The researchers also found that if they gave mice who were on a high-fat diet an antioxidant called BHA, many of these effects were reversed. These mice showed a significant decrease in weight gain and did not become prediabetic, unlike the other mice fed a high-fat diet.
It appears that the antioxidant treatment leads cells back into a more balanced state, with fewer reactive oxygen species, the researchers say. Additionally, metabolic enzymes showed a systemic rewiring and changed state of phosphorylation in those mice.

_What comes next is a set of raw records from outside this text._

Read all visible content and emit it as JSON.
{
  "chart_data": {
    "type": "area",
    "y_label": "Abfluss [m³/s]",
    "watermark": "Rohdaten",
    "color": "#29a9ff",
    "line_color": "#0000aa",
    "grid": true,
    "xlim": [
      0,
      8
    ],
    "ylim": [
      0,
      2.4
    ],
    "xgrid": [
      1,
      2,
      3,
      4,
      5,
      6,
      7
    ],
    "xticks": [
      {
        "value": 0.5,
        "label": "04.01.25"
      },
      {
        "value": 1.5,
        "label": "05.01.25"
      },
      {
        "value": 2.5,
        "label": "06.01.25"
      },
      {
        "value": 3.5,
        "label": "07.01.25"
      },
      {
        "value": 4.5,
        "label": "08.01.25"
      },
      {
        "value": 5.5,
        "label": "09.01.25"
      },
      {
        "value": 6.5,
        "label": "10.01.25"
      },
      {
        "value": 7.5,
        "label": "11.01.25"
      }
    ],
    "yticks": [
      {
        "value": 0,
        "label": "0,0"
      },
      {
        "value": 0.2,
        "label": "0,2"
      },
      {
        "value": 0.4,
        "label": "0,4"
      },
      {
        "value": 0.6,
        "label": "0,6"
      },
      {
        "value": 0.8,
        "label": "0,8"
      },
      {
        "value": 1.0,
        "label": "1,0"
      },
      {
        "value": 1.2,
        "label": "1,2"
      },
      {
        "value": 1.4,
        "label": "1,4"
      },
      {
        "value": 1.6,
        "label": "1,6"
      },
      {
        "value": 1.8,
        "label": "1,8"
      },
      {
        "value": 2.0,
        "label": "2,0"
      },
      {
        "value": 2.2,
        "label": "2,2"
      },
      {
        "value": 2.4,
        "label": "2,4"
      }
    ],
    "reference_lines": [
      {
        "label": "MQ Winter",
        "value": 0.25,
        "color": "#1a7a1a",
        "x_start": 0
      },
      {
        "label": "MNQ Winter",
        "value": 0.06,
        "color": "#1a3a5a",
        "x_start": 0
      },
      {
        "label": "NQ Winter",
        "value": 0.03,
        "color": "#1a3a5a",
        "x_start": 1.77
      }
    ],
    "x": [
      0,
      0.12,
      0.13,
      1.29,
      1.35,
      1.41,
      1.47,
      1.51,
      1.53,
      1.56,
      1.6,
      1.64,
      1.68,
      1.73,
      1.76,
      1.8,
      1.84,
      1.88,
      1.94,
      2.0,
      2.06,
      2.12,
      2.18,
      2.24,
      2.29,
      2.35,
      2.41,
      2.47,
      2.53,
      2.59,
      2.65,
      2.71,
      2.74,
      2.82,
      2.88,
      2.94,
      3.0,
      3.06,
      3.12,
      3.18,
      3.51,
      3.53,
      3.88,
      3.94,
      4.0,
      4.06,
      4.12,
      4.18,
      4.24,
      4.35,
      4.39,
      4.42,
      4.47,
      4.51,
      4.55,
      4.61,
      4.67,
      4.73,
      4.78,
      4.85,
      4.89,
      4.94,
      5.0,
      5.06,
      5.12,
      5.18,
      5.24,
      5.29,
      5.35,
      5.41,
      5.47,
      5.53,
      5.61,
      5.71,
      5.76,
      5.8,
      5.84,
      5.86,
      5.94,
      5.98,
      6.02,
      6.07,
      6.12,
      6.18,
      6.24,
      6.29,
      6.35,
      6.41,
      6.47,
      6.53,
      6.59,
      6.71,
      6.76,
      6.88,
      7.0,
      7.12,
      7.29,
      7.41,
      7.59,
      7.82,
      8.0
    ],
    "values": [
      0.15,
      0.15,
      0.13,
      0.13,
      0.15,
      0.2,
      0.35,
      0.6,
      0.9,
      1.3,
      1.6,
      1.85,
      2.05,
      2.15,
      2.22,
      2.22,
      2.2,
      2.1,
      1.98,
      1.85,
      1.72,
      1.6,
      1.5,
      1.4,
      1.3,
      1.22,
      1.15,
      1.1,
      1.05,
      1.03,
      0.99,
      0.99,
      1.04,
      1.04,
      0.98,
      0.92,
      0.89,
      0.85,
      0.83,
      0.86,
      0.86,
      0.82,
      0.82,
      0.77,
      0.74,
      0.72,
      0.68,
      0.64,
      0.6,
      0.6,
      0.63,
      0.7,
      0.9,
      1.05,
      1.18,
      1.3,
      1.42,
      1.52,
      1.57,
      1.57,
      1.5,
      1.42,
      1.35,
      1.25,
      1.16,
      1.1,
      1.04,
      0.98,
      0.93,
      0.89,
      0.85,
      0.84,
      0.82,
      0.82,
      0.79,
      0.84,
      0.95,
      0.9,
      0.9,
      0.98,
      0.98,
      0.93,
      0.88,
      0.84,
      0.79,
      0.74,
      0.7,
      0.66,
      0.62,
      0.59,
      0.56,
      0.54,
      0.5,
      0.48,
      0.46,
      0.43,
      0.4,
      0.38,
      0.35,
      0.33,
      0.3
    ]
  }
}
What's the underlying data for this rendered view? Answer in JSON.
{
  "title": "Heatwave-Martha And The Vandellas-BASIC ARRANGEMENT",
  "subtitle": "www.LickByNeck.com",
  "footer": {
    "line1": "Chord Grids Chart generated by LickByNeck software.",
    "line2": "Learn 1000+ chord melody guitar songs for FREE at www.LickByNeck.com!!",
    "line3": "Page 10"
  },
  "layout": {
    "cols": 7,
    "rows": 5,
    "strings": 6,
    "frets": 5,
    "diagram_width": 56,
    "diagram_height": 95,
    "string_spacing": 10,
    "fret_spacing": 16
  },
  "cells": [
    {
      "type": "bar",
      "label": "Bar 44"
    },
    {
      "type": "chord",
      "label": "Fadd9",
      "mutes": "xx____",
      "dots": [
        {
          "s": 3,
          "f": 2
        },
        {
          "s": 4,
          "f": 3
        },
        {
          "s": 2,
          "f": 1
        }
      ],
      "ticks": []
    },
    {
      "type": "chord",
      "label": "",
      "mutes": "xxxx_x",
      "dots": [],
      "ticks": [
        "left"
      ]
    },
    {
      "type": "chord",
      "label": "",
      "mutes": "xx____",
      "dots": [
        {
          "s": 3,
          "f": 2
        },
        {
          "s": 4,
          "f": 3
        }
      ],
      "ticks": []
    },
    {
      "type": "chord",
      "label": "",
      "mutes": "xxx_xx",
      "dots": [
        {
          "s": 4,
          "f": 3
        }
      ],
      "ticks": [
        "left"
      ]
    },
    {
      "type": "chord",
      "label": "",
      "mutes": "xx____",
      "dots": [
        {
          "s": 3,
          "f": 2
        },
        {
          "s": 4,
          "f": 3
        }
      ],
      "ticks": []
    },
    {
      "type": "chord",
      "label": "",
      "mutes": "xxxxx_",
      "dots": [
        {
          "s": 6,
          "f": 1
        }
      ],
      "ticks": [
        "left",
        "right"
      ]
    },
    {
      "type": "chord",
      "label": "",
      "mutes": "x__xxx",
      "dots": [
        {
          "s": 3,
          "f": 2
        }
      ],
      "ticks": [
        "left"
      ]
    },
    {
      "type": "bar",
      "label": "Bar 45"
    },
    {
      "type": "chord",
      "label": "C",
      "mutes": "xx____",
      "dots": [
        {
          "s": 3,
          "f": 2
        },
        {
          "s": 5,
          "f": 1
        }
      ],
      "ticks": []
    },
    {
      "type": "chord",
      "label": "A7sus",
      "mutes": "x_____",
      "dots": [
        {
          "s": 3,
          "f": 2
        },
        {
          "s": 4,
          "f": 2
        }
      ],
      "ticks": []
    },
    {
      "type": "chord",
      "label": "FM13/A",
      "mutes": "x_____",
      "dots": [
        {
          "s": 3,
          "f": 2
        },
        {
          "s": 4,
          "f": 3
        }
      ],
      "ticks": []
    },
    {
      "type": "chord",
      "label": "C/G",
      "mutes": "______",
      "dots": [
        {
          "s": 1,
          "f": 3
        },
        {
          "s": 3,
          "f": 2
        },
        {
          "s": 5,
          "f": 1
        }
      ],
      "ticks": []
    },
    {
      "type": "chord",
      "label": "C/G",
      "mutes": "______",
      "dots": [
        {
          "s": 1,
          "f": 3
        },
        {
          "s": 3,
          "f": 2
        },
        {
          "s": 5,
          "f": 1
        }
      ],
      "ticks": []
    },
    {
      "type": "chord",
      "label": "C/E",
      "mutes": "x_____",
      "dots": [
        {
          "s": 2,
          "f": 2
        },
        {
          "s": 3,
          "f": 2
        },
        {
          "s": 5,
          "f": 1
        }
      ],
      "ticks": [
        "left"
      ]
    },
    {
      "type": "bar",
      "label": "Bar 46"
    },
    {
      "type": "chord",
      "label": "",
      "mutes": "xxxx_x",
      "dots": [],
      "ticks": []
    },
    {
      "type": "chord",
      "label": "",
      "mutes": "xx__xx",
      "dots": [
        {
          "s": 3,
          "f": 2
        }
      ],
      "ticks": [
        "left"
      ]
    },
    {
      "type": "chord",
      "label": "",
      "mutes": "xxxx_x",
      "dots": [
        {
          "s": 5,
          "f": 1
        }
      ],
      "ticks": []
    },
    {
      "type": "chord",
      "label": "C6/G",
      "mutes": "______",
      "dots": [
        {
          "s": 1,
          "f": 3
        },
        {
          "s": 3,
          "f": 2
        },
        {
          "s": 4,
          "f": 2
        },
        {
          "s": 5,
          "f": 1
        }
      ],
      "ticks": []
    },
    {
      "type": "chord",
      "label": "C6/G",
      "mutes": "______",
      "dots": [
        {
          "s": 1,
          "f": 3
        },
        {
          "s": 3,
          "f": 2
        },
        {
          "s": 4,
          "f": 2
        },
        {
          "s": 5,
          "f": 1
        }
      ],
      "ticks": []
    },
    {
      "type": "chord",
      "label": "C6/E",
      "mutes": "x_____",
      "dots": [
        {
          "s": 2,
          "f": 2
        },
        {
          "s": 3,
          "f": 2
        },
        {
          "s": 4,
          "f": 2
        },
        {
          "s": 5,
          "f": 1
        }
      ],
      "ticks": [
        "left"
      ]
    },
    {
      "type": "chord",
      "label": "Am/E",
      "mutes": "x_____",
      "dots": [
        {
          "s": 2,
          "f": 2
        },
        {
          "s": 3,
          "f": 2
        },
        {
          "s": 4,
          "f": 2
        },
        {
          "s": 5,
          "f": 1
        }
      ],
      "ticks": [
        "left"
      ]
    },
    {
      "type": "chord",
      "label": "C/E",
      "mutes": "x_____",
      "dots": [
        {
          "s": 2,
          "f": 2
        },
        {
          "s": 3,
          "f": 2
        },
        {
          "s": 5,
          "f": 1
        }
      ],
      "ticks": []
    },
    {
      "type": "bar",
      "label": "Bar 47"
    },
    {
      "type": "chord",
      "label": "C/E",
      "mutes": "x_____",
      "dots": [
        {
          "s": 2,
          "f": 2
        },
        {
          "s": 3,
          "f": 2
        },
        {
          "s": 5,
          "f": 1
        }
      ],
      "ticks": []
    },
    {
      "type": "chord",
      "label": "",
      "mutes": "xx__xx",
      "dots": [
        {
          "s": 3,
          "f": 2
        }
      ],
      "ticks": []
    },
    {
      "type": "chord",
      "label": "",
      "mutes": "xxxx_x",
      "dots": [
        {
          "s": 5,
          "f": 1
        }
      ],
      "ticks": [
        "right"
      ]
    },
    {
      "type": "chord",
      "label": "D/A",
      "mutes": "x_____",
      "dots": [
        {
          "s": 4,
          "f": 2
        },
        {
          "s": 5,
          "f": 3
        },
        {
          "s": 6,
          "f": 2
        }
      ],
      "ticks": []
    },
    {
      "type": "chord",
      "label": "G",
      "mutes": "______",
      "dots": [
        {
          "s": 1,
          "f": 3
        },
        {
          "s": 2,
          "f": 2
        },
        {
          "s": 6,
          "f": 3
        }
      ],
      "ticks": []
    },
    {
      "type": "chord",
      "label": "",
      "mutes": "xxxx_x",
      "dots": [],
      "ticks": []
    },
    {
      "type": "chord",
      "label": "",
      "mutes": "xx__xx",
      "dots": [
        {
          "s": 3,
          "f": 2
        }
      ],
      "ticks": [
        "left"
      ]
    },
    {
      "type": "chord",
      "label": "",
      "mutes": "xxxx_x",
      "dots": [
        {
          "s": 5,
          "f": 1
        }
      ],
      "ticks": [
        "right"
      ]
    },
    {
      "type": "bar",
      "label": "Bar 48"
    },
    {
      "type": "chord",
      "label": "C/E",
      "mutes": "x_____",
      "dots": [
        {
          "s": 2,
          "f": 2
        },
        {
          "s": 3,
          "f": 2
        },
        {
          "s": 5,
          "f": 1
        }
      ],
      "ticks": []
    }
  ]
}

"They're experiencing a lot of metabolic dysfunction, but if you co-administer something that counters that, then they have enough reserve to maintain some sort of normalcy," Tamir says. "The study suggests that there is something biochemically happening in cells to bring them to a different state - not a normal state, just a different state in which now, at the tissue and organism levels, the mice are healthier."
In her new lab at the University of North Carolina, Tamir now plans to further explore whether antioxidant treatment could be an effective way to prevent or treat obesity-associated metabolic dysfunction, and what the optimal timing of such a treatment would be.
The research was funded in part by the Burroughs Wellcome Fund, the National Cancer Institute, the National Institutes of Health, the Ludwig Center at MIT, and the MIT Center for Precision Cancer Medicine.